Question

A small ball of mass $m$ and charge $+q$ tied with a string of length $l$, is rotating in a vertical circle under the influence of gravity and a uniform horizontal electric field $E$, as shown. The tension in the string will be minimum for

• A. $\theta ={\tan }^{-1}\left(\frac{qE}{mg}\right)$
• B. $\theta =\pi$
• C. $\theta =0^{\circ }$
• D. $\theta =\pi +{\tan }^{-1}\left(\frac{qE}{mg}\right)$

Answer 1

The correct option is D $\theta =\pi +{\tan }^{-1}\left(\frac{qE}{mg}\right)$

We can draw the free body diagram for the ball as shown below.

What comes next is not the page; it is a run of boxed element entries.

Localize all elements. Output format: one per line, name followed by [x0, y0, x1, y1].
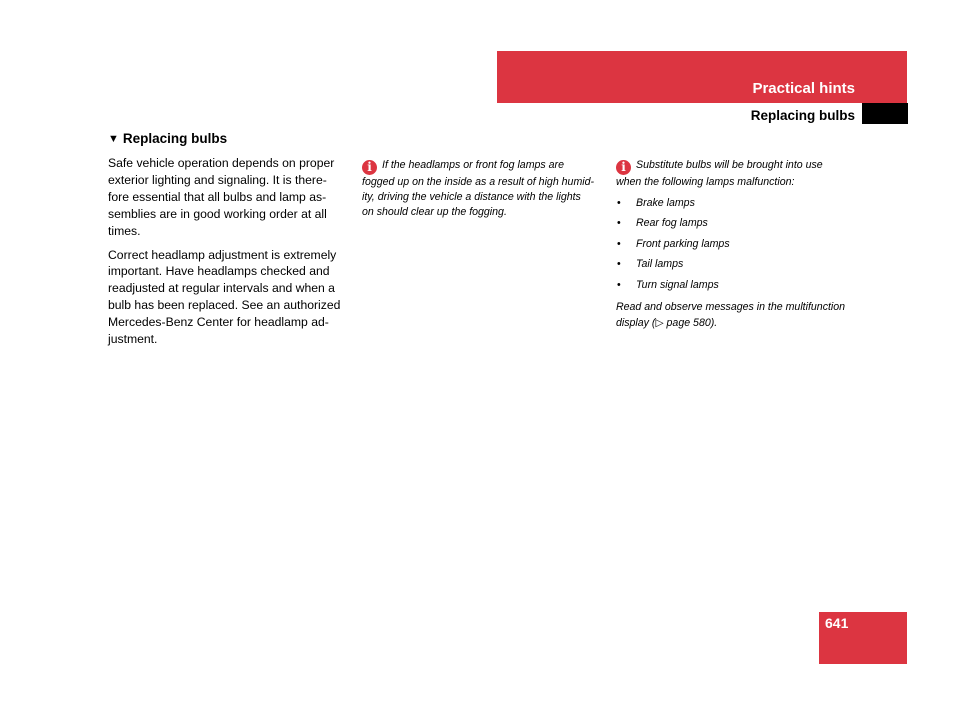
info-icon: i — [362, 160, 377, 175]
text-line: times. — [108, 223, 141, 238]
text-line: readjusted at regular intervals and when a — [108, 281, 335, 296]
page-number: 641 — [825, 615, 849, 631]
bullet-icon: • — [617, 217, 621, 229]
list-item — [616, 257, 866, 278]
info-icon: i — [616, 160, 631, 175]
paragraph-lighting — [108, 155, 348, 240]
page-number-box — [819, 612, 907, 664]
list-item — [616, 196, 866, 217]
text-line: ity, driving the vehicle a distance with the lights — [362, 190, 581, 203]
subsection-title: Replacing bulbs — [750, 108, 855, 123]
text-line: when the following lamps malfunction: — [616, 176, 795, 188]
note-text: If the headlamps or front fog lamps are — [382, 159, 564, 171]
text-line: Correct headlamp adjustment is extremely — [108, 247, 337, 262]
list-item — [616, 278, 866, 299]
list-item — [616, 237, 866, 258]
bullet-icon: • — [617, 196, 621, 209]
multifunction-display-note — [616, 300, 866, 331]
text-line: on should clear up the fogging. — [362, 205, 507, 218]
list-item-label: Turn signal lamps — [636, 278, 719, 291]
text-line: Mercedes-Benz Center for headlamp ad- — [108, 315, 329, 330]
list-item — [616, 216, 866, 237]
text-line — [616, 158, 866, 175]
text-line: semblies are in good working order at all — [108, 206, 327, 221]
bullet-icon: • — [617, 258, 621, 270]
page-reference: display (▷ page 580). — [616, 316, 718, 329]
page-heading — [108, 131, 227, 146]
section-title: Practical hints — [752, 80, 855, 97]
bullet-icon: • — [617, 237, 621, 250]
info-note-substitute-bulbs — [616, 158, 866, 331]
text-line: Read and observe messages in the multifunction — [616, 301, 846, 313]
section-tab-marker — [862, 103, 908, 124]
list-item-label: Front parking lamps — [636, 237, 730, 250]
list-item-label: Rear fog lamps — [636, 217, 708, 229]
text-line: bulb has been replaced. See an authorized — [108, 298, 341, 313]
heading-text: Replacing bulbs — [122, 131, 228, 146]
paragraph-headlamp-adjustment — [108, 247, 348, 348]
lamp-list — [616, 196, 866, 299]
triangle-down-icon: ▼ — [108, 133, 119, 145]
note-text: Substitute bulbs will be brought into use — [636, 159, 823, 171]
text-line: fogged up on the inside as a result of high humid- — [362, 176, 595, 188]
text-line: important. Have headlamps checked and — [108, 264, 330, 279]
bullet-icon: • — [617, 278, 621, 291]
list-item-label: Brake lamps — [636, 196, 695, 209]
text-line — [362, 158, 607, 175]
main-text-column — [108, 155, 348, 355]
text-line: Safe vehicle operation depends on proper — [108, 156, 335, 170]
list-item-label: Tail lamps — [636, 258, 684, 270]
text-line: justment. — [108, 332, 158, 347]
text-line: fore essential that all bulbs and lamp as- — [108, 189, 327, 204]
info-note-fogging — [362, 158, 607, 220]
text-line: exterior lighting and signaling. It is there- — [108, 172, 327, 187]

Now, from the free body diagram, we obtain

$\begin{array}{c}T\sin \alpha =qE\\ T\cos \alpha =mg\end{array}]\to \text{Equilibrium conditions}$

On, dividing these two conditions, we get,
$\alpha ={\tan }^{-1}\left(\frac{qE}{mg}\right)$

This angle provide the condition for equilibrium. So directly oppsoite to this point, tension will be minimum for circular motion.

We can observe from the first figure, minimum tension will be obtained at angle $\alpha +\pi$.

So, for minimum tension, $\theta =\pi +{\tan }^{-1}\left(\frac{qE}{mg}\right)$

Thus, option $\left(d\right)$ is the correct answer.